The Tories Need to Renounce Their Climate Authoritarian Past
It's the high-handed squashing of dissent that got us into this mess
Ahead of Shadow Secretary of State for Energy Security and Net Zero Claire Coutinho’s talk at the Conservative Party Conference on Monday, former Prime Minister Boris Johnson was quoted in the Telegraph. “I went too far, too fast on net zero,” proclaimed the headline, the one-time flagship Tory policy now decapitalised. Johnson got “carried away”, he now admits. Later in the morning, Coutinho took the Manchester stage with the title of her talk given as ‘Energy is prosperity’. “In the last few decades, we lost sight of a simple truth,” she explains. “Energy is a Good Thing.”

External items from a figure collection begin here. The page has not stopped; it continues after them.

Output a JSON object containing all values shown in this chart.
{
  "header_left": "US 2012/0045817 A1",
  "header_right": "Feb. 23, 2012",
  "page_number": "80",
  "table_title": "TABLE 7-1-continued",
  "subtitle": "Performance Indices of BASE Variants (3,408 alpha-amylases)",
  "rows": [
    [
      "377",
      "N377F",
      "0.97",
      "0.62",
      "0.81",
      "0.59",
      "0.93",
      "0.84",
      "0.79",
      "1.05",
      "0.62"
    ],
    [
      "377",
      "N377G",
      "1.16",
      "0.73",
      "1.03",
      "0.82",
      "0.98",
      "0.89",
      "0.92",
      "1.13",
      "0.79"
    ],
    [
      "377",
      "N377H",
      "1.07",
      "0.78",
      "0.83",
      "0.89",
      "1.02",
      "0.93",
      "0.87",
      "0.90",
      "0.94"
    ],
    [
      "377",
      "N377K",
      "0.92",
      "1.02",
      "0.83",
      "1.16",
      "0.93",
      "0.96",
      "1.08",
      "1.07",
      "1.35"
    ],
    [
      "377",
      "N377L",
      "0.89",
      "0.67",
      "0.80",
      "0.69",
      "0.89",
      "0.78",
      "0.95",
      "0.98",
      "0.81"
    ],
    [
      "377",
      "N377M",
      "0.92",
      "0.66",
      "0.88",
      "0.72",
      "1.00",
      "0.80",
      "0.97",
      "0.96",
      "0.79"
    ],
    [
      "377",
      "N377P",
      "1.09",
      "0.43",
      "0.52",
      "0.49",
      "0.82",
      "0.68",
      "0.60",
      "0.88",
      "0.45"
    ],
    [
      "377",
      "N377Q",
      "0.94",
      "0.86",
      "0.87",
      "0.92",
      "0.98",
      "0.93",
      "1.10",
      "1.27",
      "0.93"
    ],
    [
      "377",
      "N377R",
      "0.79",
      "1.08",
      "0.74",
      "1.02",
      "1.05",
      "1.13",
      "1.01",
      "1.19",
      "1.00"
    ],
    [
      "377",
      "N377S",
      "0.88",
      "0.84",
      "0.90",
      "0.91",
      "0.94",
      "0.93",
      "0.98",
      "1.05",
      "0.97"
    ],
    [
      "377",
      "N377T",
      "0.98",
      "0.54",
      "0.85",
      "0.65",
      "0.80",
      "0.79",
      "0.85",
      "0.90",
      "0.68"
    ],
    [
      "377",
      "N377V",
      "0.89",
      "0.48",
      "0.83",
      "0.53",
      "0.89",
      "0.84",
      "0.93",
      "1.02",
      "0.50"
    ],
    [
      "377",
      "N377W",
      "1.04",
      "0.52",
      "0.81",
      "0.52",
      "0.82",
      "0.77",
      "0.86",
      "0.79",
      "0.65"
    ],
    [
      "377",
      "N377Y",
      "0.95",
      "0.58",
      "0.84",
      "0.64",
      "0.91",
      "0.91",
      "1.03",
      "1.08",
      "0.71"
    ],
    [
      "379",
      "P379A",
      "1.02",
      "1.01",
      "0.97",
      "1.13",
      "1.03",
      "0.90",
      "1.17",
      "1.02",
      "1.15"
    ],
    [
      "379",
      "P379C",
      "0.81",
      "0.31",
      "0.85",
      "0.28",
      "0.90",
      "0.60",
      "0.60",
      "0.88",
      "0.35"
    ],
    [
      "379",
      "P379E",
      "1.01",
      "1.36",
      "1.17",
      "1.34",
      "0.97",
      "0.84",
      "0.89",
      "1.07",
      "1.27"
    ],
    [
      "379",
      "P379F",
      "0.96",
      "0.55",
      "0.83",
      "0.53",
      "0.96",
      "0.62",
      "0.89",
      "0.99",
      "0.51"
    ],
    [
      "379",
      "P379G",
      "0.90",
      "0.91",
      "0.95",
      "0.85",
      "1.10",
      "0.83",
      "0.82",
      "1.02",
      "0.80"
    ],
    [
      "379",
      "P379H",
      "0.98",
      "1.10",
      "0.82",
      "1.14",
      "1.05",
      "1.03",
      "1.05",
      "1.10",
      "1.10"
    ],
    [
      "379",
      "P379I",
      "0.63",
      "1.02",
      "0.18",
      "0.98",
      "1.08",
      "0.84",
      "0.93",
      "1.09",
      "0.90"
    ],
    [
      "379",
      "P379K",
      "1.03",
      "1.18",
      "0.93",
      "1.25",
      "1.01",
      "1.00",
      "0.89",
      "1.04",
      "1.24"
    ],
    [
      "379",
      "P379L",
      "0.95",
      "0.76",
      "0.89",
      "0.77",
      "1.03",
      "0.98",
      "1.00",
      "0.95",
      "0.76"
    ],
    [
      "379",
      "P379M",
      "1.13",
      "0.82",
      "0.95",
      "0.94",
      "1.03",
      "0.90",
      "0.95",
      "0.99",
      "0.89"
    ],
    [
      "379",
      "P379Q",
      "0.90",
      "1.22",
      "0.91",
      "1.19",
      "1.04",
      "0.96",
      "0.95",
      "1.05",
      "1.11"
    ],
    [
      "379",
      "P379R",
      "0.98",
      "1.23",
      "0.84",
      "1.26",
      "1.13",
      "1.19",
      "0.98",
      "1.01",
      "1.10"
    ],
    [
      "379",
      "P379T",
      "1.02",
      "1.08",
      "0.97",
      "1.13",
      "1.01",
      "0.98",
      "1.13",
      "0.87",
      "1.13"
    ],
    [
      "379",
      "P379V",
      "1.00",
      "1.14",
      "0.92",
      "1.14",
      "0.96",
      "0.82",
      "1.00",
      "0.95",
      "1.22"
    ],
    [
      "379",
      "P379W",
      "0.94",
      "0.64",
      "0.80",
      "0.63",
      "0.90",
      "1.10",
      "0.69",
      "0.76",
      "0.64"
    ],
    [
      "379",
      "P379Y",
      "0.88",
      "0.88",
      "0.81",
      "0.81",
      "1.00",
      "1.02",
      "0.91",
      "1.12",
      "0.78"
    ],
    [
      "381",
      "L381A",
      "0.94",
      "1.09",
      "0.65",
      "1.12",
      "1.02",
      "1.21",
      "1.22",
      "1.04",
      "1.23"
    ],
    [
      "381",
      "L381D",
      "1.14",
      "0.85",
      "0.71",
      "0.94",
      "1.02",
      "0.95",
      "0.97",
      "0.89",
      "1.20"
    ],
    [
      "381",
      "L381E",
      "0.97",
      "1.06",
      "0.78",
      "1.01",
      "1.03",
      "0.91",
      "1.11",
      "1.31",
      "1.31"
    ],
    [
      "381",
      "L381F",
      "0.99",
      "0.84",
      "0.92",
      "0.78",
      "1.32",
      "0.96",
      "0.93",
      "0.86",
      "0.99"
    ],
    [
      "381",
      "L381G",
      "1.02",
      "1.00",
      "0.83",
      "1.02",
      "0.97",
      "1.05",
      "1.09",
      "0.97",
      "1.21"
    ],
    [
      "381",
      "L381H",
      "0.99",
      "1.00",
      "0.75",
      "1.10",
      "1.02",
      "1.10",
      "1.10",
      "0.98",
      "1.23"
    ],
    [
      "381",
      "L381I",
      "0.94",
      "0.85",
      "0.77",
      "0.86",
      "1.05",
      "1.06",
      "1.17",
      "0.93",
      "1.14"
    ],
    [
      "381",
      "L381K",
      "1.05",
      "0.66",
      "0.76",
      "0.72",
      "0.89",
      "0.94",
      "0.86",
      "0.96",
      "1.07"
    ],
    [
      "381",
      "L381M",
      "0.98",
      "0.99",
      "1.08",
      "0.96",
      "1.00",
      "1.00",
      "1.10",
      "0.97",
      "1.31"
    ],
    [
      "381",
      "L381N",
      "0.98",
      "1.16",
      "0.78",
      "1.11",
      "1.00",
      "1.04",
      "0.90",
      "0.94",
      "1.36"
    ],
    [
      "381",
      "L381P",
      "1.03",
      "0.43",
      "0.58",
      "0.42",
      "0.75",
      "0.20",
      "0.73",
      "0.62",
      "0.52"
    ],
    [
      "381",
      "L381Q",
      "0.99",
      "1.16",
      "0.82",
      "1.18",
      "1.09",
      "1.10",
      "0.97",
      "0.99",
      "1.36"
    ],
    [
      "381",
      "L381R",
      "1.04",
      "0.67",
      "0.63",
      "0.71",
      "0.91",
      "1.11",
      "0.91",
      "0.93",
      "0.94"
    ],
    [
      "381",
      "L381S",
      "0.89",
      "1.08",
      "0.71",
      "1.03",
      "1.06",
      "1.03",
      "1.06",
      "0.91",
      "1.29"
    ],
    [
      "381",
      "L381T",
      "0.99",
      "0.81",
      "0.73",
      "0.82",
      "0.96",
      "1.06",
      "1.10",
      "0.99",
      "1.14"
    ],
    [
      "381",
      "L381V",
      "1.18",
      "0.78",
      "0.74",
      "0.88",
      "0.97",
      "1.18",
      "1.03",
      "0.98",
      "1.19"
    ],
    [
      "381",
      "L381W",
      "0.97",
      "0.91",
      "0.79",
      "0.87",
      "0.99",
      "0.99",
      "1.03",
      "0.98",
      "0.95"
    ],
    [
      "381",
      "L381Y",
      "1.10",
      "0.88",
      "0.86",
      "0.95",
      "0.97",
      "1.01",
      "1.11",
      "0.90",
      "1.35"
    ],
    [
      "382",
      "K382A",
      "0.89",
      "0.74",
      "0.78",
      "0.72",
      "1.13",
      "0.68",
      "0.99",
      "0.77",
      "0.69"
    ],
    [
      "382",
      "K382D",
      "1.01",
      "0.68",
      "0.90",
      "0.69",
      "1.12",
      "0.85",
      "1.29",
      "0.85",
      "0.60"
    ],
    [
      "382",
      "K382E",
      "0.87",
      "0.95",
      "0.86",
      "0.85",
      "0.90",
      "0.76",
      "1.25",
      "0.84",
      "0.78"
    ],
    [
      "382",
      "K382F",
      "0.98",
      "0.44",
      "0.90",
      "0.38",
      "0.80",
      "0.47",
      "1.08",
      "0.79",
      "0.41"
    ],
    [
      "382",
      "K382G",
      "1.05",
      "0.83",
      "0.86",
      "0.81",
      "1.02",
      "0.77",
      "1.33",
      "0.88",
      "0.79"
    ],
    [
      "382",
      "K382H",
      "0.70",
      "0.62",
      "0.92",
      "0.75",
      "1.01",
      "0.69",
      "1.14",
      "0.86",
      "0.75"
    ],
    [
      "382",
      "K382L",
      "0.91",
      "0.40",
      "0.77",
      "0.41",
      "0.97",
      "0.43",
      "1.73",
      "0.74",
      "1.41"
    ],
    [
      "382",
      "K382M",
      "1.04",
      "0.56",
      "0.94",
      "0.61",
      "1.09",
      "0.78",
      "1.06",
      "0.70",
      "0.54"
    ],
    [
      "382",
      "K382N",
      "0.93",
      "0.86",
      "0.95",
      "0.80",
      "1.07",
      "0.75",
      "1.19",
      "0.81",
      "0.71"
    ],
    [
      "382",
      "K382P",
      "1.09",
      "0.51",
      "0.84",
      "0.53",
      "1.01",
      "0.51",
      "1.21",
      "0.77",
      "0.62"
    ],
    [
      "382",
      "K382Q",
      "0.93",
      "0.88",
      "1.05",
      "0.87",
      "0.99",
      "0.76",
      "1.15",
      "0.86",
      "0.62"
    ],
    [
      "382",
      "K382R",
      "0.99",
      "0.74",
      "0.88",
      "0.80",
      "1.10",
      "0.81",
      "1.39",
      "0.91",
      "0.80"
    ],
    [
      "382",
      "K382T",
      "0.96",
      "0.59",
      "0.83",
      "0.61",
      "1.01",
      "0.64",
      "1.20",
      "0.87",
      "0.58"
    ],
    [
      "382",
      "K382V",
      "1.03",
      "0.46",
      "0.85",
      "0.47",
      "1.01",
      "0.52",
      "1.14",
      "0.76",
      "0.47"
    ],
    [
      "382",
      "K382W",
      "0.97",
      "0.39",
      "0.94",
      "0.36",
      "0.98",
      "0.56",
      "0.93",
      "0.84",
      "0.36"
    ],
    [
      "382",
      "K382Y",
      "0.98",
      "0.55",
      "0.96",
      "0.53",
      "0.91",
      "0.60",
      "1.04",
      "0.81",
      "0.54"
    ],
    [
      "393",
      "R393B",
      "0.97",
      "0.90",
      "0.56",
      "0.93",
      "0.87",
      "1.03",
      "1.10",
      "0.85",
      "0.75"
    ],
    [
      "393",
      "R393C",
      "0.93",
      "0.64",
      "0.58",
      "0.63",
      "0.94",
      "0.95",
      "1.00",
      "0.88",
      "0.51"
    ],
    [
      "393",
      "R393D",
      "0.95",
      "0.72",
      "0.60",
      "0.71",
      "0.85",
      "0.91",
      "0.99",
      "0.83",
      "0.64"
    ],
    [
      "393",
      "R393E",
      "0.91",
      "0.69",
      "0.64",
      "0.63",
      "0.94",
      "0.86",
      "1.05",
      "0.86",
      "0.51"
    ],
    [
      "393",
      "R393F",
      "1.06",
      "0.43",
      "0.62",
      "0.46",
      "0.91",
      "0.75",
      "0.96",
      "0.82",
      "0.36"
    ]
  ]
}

There is much to celebrate in all this. Coutinho’s speech announced the party’s plans to axe the Carbon Tax, immediately taking £8 billion off the country’s bills. Subsidies for renewable energy plants that were completed before the 2014 switch form the Renewables Obligation to the Contracts for Difference will also be scrapped. According to the Office for National Statistics audit of Energy Taxes, ROCs cost the country £7.7 billion in 2024. She did not explain, however, how these contractual obligations will be exited gracefully, without legal wrangling and taxpayer costs. “Our energy system is not here to prop up the profits of multi-million pound wind developers at bill payers’ expense.”